This is the last one. Not because I'm fed up with studying this one guy's style, but because I have a colossal back log--and more Darnell references I just screen cap'd--and I need to move on.
Raymond, I'd guess, didn't know what soft-focus/deep focus shots entail, but you can't have two planes in focus at once; so, I blurred the woman in the foreground to pronounce the many ladies in the background; then added a slight blur to the girls in the far back to push the sense of depth even further.
I think if Raymond was aware, he didn't simplify the foreground enough to push the eye toward the subject of interest. I mean, absolutely, your eye does go there, buuuut then, if that's his intent, why didn't he just blur the foreground, when the eye is going to do that regardless? It just seems, authentically, like a mistake; by someone who, for all his extensive acumen in gesture, anatomy, and perspective, doesn't understand cinematography.*
A camera simulates a human eye; what it focuses on, whether in the fore, middle or background, is what's in focus.
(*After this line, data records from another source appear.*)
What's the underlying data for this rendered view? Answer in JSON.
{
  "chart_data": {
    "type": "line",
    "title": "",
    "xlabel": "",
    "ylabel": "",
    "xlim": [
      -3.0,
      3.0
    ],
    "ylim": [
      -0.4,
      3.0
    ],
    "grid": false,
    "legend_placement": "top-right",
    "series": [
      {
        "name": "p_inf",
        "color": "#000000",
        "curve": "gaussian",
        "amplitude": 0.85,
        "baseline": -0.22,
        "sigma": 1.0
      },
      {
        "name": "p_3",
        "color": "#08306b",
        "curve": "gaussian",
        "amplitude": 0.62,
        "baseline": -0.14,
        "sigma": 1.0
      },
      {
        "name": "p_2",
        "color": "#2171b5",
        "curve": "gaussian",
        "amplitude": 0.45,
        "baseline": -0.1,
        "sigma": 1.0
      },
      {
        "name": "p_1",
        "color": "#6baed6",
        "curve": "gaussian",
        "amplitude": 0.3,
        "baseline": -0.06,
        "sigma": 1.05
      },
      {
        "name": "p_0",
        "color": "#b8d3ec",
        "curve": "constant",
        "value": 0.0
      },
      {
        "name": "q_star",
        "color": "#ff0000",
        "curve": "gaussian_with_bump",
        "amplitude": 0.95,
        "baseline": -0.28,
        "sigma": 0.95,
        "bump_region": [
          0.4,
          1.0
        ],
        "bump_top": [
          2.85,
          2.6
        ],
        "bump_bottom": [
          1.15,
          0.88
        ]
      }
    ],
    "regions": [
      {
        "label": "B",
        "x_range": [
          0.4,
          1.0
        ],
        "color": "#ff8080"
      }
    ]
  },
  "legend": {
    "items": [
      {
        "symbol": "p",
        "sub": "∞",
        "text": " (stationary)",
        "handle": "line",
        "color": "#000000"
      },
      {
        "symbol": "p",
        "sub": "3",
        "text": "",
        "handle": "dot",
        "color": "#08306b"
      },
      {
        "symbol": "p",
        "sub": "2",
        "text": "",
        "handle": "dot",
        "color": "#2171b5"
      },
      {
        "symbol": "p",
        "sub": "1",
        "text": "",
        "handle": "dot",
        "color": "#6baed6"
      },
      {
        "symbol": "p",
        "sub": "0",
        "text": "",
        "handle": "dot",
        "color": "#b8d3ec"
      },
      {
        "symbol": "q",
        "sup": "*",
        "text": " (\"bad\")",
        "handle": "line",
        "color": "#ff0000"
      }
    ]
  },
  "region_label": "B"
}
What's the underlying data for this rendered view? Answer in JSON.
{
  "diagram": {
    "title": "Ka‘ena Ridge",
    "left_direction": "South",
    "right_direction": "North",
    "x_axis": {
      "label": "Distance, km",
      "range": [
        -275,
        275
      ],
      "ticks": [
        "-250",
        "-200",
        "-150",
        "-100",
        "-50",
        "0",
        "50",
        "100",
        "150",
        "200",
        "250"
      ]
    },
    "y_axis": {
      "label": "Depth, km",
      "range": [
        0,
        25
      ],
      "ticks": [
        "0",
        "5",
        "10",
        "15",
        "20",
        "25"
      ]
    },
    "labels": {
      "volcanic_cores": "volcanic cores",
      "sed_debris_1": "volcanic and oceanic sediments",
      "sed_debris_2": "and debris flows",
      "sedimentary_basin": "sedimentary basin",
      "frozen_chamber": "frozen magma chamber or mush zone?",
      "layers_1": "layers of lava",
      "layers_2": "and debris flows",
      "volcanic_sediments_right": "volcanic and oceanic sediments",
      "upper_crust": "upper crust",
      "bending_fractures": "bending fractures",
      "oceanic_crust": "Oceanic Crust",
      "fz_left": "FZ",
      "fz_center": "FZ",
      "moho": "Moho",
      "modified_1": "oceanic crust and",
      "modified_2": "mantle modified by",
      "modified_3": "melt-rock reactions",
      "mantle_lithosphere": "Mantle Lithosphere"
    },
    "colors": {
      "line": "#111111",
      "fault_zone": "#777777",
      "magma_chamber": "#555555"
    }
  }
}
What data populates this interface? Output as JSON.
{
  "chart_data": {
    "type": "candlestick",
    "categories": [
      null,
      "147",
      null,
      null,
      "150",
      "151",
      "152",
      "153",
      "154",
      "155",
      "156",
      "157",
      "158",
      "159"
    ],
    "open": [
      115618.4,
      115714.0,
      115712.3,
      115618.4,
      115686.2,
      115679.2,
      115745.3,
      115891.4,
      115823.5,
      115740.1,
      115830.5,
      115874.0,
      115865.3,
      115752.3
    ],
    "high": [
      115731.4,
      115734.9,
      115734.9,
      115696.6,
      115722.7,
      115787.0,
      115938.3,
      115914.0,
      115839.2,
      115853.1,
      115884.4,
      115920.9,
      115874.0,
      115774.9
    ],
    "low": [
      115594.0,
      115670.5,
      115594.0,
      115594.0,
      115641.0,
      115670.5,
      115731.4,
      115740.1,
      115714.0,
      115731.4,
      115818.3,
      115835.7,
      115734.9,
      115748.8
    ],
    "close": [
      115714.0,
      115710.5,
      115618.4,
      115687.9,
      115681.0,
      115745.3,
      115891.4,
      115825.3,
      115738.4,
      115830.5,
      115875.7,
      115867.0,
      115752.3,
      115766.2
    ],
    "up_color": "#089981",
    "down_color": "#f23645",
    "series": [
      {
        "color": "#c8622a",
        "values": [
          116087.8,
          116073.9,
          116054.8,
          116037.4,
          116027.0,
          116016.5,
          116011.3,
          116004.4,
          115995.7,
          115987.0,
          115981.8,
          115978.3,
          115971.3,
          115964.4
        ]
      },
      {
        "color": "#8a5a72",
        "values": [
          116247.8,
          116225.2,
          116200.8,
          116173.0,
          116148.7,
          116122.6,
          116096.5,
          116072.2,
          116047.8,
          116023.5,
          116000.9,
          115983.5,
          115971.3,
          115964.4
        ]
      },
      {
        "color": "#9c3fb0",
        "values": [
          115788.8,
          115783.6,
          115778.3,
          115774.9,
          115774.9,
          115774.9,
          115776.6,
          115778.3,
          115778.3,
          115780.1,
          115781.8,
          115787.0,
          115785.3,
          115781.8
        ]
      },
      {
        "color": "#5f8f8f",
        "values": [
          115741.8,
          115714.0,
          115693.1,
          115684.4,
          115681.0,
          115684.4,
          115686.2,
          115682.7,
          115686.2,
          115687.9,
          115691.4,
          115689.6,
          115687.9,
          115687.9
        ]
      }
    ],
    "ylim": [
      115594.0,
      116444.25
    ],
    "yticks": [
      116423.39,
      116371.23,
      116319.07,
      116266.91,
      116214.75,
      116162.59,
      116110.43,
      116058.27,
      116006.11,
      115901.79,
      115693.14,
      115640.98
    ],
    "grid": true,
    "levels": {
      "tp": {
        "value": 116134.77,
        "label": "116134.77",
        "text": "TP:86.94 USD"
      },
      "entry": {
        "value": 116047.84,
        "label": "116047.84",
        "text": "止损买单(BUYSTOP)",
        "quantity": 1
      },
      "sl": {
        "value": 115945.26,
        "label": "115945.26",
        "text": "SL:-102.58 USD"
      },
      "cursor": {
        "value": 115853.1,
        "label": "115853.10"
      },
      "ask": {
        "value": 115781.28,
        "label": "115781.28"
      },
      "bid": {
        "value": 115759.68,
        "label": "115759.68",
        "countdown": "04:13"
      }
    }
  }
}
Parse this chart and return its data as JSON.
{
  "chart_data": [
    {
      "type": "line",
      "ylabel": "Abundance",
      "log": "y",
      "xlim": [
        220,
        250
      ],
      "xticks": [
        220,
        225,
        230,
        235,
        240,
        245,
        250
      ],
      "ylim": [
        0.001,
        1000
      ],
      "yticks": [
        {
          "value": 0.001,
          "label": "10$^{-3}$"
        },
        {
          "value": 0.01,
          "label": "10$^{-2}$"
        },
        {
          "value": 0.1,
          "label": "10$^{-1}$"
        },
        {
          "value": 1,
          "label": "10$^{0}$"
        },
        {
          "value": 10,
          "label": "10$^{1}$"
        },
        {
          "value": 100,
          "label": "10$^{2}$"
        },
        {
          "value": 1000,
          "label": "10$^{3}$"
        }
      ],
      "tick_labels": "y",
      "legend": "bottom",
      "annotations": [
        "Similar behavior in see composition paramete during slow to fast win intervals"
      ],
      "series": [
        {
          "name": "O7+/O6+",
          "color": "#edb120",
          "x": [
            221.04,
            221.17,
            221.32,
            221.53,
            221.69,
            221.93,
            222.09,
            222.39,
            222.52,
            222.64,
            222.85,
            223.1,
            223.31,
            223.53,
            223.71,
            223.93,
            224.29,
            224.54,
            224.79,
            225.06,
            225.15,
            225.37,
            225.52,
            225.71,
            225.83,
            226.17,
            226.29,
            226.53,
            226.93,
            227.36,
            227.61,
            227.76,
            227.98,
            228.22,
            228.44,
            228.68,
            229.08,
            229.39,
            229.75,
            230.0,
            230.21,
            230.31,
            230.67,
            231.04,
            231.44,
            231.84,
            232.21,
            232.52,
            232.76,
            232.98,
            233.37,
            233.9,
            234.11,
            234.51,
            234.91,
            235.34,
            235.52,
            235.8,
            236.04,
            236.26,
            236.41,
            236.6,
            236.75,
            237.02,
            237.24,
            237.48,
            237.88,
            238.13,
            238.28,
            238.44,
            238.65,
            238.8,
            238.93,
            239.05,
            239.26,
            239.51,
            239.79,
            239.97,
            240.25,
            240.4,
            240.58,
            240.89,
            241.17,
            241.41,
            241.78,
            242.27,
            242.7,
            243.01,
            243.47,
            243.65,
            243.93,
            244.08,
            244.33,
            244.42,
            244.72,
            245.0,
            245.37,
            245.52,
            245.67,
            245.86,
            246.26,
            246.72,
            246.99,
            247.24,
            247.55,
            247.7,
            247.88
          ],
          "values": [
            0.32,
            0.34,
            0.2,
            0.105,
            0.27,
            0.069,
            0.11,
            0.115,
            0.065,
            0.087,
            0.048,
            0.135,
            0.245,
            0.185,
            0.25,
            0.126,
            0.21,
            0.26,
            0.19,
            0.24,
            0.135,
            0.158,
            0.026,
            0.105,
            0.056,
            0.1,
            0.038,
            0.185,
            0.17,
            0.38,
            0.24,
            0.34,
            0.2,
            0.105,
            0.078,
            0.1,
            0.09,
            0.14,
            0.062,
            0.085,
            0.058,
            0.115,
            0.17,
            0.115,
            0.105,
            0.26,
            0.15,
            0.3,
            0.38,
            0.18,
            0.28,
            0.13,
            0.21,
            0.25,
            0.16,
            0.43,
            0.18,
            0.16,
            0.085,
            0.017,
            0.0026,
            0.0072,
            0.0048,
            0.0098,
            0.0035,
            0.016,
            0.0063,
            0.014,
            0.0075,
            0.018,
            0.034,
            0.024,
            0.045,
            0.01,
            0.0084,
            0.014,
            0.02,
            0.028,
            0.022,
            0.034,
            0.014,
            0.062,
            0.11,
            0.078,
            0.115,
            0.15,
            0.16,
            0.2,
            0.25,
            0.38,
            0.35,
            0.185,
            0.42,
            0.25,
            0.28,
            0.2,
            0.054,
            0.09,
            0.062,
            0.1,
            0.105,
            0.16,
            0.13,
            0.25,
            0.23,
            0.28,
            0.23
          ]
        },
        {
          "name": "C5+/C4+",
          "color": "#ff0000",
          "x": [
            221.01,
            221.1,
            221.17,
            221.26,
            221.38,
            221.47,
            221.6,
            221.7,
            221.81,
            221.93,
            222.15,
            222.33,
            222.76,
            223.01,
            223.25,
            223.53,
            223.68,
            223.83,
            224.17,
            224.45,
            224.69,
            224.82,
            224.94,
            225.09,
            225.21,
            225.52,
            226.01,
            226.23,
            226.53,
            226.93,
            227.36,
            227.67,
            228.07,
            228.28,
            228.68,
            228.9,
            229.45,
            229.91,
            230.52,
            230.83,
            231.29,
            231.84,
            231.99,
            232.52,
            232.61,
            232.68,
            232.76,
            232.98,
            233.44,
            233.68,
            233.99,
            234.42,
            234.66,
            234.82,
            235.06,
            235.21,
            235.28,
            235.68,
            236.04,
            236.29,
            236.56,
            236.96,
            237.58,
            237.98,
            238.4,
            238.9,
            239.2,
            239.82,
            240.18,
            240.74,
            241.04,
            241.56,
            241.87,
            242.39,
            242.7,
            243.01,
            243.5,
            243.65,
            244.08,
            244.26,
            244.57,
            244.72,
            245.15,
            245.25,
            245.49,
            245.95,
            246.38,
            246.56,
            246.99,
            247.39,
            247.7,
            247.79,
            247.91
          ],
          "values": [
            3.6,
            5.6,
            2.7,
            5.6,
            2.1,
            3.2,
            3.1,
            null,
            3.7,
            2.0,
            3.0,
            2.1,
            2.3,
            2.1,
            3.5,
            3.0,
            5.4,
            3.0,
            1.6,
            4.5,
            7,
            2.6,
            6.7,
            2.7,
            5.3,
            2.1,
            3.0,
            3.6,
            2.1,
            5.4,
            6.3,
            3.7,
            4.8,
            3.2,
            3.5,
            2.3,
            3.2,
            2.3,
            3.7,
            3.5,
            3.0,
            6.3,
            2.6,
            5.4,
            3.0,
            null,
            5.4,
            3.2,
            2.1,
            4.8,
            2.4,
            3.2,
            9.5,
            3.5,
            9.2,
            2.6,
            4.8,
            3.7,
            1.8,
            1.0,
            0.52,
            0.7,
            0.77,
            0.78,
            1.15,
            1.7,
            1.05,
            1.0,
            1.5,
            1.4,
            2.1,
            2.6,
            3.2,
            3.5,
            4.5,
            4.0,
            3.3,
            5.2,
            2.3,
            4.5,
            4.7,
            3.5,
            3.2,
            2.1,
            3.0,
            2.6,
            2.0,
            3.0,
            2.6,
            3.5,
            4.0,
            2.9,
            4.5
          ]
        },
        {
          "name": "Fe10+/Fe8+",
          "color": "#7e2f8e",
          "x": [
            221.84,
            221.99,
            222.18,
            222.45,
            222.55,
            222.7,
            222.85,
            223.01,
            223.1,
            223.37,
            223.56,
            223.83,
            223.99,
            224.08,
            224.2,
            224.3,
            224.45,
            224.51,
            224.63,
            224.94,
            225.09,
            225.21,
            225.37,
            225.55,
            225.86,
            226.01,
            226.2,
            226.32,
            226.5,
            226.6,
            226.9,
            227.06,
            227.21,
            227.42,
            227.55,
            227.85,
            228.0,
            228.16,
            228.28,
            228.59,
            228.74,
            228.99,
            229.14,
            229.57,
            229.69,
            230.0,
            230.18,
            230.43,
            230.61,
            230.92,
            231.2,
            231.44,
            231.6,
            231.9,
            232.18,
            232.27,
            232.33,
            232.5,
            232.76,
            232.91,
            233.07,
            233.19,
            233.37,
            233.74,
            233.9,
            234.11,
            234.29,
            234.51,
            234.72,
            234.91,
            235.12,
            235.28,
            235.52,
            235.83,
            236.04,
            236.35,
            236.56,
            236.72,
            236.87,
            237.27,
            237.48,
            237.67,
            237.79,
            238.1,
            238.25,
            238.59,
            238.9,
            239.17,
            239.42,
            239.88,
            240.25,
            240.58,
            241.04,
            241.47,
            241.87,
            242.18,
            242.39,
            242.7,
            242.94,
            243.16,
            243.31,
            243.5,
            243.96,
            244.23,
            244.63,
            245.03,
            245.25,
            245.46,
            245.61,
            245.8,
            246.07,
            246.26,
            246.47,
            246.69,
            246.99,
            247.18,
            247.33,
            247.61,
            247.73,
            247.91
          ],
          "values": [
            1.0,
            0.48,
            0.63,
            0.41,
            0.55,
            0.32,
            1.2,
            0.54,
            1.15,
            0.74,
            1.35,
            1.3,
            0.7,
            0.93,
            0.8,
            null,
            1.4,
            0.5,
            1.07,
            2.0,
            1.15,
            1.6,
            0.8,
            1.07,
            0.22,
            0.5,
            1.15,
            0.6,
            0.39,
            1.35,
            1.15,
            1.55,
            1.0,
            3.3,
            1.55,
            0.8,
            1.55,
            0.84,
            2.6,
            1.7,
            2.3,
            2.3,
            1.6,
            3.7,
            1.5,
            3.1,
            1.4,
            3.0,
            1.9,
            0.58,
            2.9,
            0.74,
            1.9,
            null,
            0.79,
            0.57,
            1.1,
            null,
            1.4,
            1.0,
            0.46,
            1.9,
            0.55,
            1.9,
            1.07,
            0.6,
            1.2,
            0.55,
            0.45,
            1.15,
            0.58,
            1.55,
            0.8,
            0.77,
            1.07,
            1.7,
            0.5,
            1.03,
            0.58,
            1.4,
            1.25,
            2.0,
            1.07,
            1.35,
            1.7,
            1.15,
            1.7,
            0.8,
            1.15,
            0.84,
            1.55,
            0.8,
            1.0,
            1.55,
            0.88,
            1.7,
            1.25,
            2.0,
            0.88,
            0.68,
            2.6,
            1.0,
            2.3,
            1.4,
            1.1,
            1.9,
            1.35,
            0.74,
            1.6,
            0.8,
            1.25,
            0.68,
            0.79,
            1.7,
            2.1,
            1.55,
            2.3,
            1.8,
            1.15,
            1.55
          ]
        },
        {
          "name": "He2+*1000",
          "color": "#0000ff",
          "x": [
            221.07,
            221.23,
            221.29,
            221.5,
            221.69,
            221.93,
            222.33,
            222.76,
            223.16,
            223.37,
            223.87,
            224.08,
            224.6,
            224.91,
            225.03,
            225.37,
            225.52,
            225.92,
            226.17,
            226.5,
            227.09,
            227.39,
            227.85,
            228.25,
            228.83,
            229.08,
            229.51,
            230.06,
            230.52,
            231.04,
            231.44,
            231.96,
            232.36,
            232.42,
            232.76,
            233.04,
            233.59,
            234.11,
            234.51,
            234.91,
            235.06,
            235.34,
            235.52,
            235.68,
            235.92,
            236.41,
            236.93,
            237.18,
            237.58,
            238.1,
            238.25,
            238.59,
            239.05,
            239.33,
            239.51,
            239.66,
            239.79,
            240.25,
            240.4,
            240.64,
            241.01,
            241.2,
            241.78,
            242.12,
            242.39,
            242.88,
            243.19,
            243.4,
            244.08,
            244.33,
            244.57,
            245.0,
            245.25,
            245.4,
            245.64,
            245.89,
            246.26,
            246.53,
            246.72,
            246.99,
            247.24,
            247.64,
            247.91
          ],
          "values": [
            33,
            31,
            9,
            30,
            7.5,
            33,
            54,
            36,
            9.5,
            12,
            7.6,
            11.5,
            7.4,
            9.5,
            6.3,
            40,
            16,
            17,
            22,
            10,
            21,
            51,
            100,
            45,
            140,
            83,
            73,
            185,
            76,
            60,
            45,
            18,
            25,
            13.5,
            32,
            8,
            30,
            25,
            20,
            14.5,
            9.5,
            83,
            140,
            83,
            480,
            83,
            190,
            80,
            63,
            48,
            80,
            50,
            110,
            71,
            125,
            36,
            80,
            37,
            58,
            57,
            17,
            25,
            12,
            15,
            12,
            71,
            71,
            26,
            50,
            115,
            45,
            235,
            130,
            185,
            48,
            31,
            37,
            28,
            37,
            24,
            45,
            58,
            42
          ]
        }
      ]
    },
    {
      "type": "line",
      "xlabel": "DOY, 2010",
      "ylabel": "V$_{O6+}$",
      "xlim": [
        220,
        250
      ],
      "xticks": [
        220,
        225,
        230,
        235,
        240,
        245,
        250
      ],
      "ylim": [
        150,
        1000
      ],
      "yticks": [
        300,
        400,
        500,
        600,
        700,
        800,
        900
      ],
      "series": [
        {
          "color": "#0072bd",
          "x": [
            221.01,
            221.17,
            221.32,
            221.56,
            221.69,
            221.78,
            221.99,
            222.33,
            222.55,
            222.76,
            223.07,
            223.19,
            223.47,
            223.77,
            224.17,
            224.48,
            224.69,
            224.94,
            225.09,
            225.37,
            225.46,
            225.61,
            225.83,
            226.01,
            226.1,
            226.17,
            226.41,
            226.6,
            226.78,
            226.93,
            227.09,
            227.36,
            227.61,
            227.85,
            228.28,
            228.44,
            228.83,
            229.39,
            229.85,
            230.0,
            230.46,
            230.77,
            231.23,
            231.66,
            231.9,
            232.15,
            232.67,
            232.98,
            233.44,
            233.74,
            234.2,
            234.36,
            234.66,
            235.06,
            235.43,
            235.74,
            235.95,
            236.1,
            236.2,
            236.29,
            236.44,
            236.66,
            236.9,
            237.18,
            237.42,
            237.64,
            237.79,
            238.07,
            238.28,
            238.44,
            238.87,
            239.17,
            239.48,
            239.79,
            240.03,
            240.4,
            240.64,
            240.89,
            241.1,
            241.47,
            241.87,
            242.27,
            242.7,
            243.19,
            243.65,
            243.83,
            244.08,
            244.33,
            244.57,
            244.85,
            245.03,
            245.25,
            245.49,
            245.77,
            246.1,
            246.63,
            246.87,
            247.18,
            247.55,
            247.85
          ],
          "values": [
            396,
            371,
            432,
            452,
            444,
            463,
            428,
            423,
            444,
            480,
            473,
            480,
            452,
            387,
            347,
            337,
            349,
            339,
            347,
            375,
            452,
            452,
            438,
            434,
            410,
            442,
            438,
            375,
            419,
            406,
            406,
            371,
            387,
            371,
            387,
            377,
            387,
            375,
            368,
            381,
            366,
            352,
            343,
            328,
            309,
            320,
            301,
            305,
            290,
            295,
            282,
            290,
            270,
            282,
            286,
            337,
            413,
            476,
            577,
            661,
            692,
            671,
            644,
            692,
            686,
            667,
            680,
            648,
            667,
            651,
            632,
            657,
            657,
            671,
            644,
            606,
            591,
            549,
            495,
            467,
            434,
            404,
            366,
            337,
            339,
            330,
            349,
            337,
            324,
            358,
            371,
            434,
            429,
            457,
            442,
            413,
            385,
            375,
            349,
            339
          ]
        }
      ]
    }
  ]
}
For my approach I used a Kyle #1 for the initial silhouettes and lineart, a Flex Wet brush for the large blocks of solid black; and then a Thick-n-Heavy brush for the lineart's intersections, and for the finer hatching. I toggled the pressure sensitivity to add more texture in the hair.
For the patterns on the clothes, I didn't even bother; I just erased what I didn't need from the original reference and used a Guassian blur. Because those patterns were going to get blurred anyway.
*Possibly he just forgot and this panel was an oversight.
Exactly how would you expect a fellow working with brush and quill to "blur the focus" of a newspaper comic strip? (One printed on paper.)
One must consider that so much of what the strip and comic book artists did was adapted to the printing technolog of the time. The paper was the lowest grade, so absorbed ink like a sponge - hence the need for simplicity: detailed pen and brush work would bleed and pool to make a giant spot where one had presented his details (i.e., facial features). Size of the original work had something to do with it, too. Once reduced to the actual printed page size a well-drawn, well-considered composition could turn out indecipherable with bleeds and blotches.
It's good to study the Masters to learn, though you start to lose me when you switch gears to teach by criticizing them (Masters) - and doing it unfairly - as if using them as straw men.
BTW - the blurred camera focus in an ink illustration hurts the eyes. This is a terrible effect as it is, and moreover can not be replicated on the printed page. It doesn't apply to print. Simple line, line weight, tonal scheme, contrast framing, and silhouette are the technical tools at one's disposal (not camera lenses).